Oct 12 (Reuters) - Cleaning services company Ecolab Inc
will buy privately held oilfield specialty chemicals maker Champion Technologies Inc for about $2.2 billion to tap into rising demand for products used in oil and natural gas drilling.
St. Paul, Minnesota-based Ecolab will pay about $1.7 billion in cash and issue about 8 million shares to Champion, subject to certain adjustments at and after closing. Ecolab's shares closed at $63.67 on the New York Stock Exchange on Thursday.
Ecolab said Champion's global footprint and its products, used in pipelines, hydraulic fracturing and refinery boilers, would help it expand internationally.

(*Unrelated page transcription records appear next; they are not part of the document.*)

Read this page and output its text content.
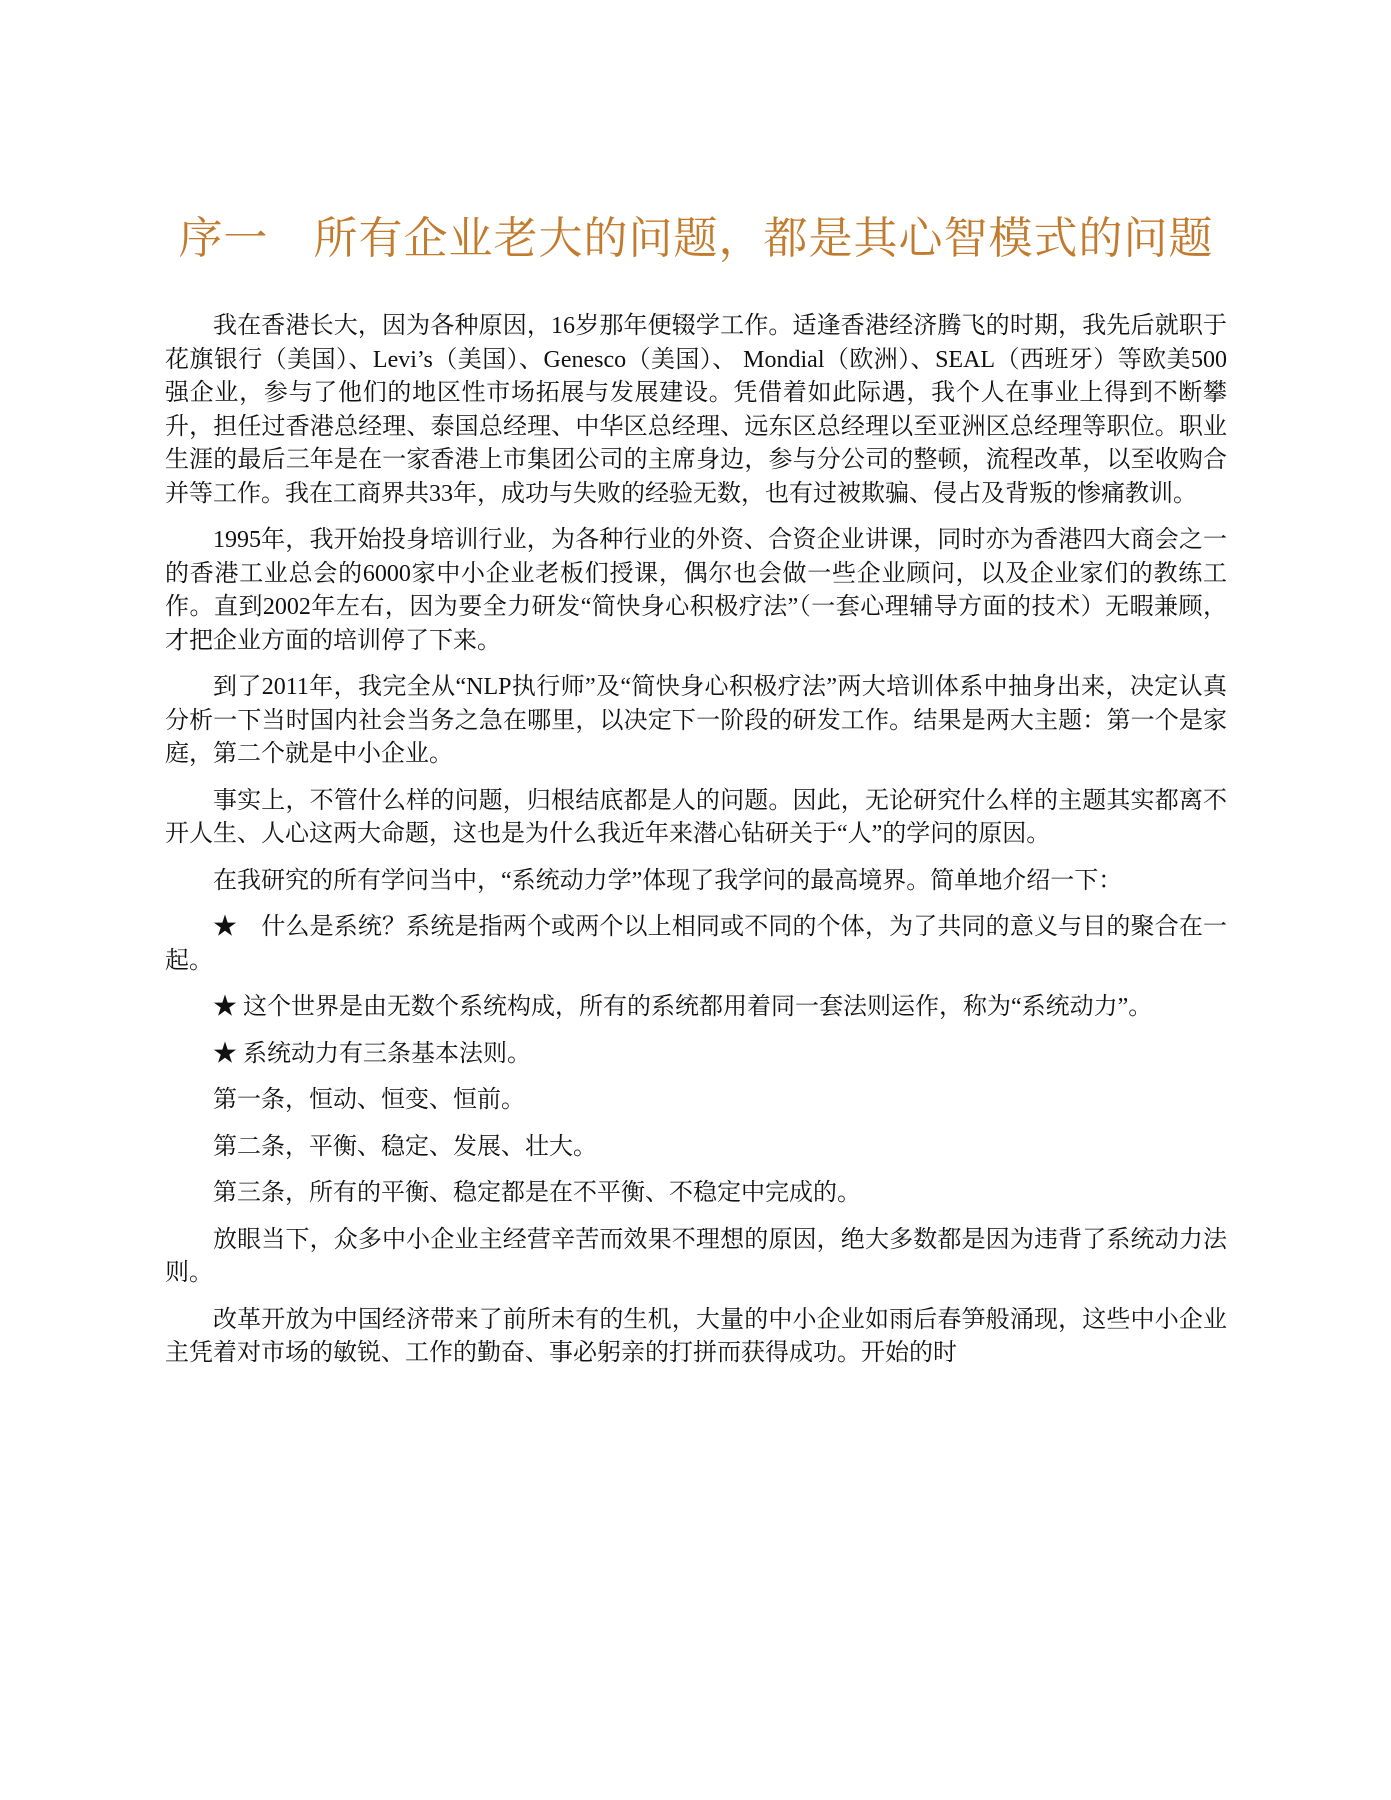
序一　所有企业老大的问题，都是其心智模式的问题

我在香港长大，因为各种原因，16岁那年便辍学工作。适逢香港经济腾飞的时期，我先后就职于花旗银行（美国）、Levi’s（美国）、Genesco（美国）、 Mondial（欧洲）、SEAL（西班牙）等欧美500强企业，参与了他们的地区性市场拓展与发展建设。凭借着如此际遇，我个人在事业上得到不断攀升，担任过香港总经理、泰国总经理、中华区总经理、远东区总经理以至亚洲区总经理等职位。职业生涯的最后三年是在一家香港上市集团公司的主席身边，参与分公司的整顿，流程改革，以至收购合并等工作。我在工商界共33年，成功与失败的经验无数，也有过被欺骗、侵占及背叛的惨痛教训。

1995年，我开始投身培训行业，为各种行业的外资、合资企业讲课，同时亦为香港四大商会之一的香港工业总会的6000家中小企业老板们授课，偶尔也会做一些企业顾问，以及企业家们的教练工作。直到2002年左右，因为要全力研发“简快身心积极疗法”（一套心理辅导方面的技术）无暇兼顾，才把企业方面的培训停了下来。

到了2011年，我完全从“NLP执行师”及“简快身心积极疗法”两大培训体系中抽身出来，决定认真分析一下当时国内社会当务之急在哪里，以决定下一阶段的研发工作。结果是两大主题：第一个是家庭，第二个就是中小企业。

事实上，不管什么样的问题，归根结底都是人的问题。因此，无论研究什么样的主题其实都离不开人生、人心这两大命题，这也是为什么我近年来潜心钻研关于“人”的学问的原因。

在我研究的所有学问当中，“系统动力学”体现了我学问的最高境界。简单地介绍一下：

★　什么是系统？系统是指两个或两个以上相同或不同的个体，为了共同的意义与目的聚合在一起。

★ 这个世界是由无数个系统构成，所有的系统都用着同一套法则运作，称为“系统动力”。

★ 系统动力有三条基本法则。

第一条，恒动、恒变、恒前。

第二条，平衡、稳定、发展、壮大。

第三条，所有的平衡、稳定都是在不平衡、不稳定中完成的。

放眼当下，众多中小企业主经营辛苦而效果不理想的原因，绝大多数都是因为违背了系统动力法则。

改革开放为中国经济带来了前所未有的生机，大量的中小企业如雨后春笋般涌现，这些中小企业主凭着对市场的敏锐、工作的勤奋、事必躬亲的打拼而获得成功。开始的时
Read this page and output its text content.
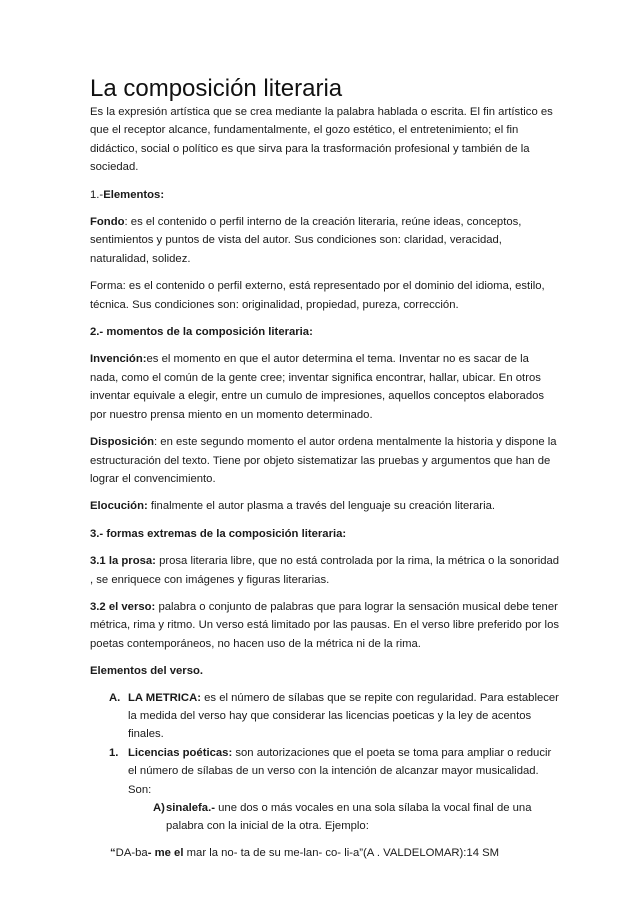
La composición literaria

Es la expresión artística que se crea mediante la palabra hablada o escrita. El fin artístico es que el receptor alcance, fundamentalmente, el gozo estético, el entretenimiento; el fin didáctico, social o político es que sirva para la trasformación profesional y también de la sociedad.

1.-Elementos:

Fondo: es el contenido o perfil interno de la creación literaria, reúne ideas, conceptos, sentimientos y puntos de vista del autor. Sus condiciones son: claridad, veracidad, naturalidad, solidez.

Forma: es el contenido o perfil externo, está representado por el dominio del idioma, estilo, técnica. Sus condiciones son: originalidad, propiedad, pureza, corrección.

2.- momentos de la composición literaria:

Invención:es el momento en que el autor determina el tema. Inventar no es sacar de la nada, como el común de la gente cree; inventar significa encontrar, hallar, ubicar. En otros inventar equivale a elegir, entre un cumulo de impresiones, aquellos conceptos elaborados por nuestro prensa miento en un momento determinado.

Disposición: en este segundo momento el autor ordena mentalmente la historia y dispone la estructuración del texto. Tiene por objeto sistematizar las pruebas y argumentos que han de lograr el convencimiento.

Elocución: finalmente el autor plasma a través del lenguaje su creación literaria.

3.- formas extremas de la composición literaria:

3.1 la prosa: prosa literaria libre, que no está controlada por la rima, la métrica o la sonoridad , se enriquece con imágenes y figuras literarias.

3.2 el verso: palabra o conjunto de palabras que para lograr la sensación musical debe tener métrica, rima y ritmo. Un verso está limitado por las pausas. En el verso libre preferido por los poetas contemporáneos, no hacen uso de la métrica ni de la rima.

Elementos del verso.

A. LA METRICA: es el número de sílabas que se repite con regularidad. Para establecer la medida del verso hay que considerar las licencias poeticas y la ley de acentos finales.
1. Licencias poéticas: son autorizaciones que el poeta se toma para ampliar o reducir el número de sílabas de un verso con la intención de alcanzar mayor musicalidad. Son:
A) sinalefa.- une dos o más vocales en una sola sílaba la vocal final de una palabra con la inicial de la otra. Ejemplo:

“DA-ba- me el mar la no- ta de su me-lan- co- li-a”(A . VALDELOMAR):14 SM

"Champion's technology and product strengths in the U.S. and Canada are very complementary to our innovative technology and services in the offshore and international energy markets," Ecolab CEO Douglas Baker said in a statement.
Ecolab, whose technologies, chemicals and services are used in water treatment, pollution control, energy conservation and the oil industry, bought Nalco Holding Co last year for $5.4 billion to build up its business that treats water for the oil drilling and food production industries.
Houston-based Champion, whose competitors include Schlumberger NV , Halliburton Co and Baker Hughes Inc , had sales of $1.2 billion last year, Ecolab said.
Two entities associated with Microsoft founder Bill Gates owned 10.7 percent of Ecolab as of June 30.
Ecolab said in May it would allow them to raise their combined stake to 25 percent.
Ecolab promotes its environmental credentials, saying it uses the least amount of energy and water and generates less waste in the use of its products and services for the cleaning of hotels, restaurants, food plants and oil rigs.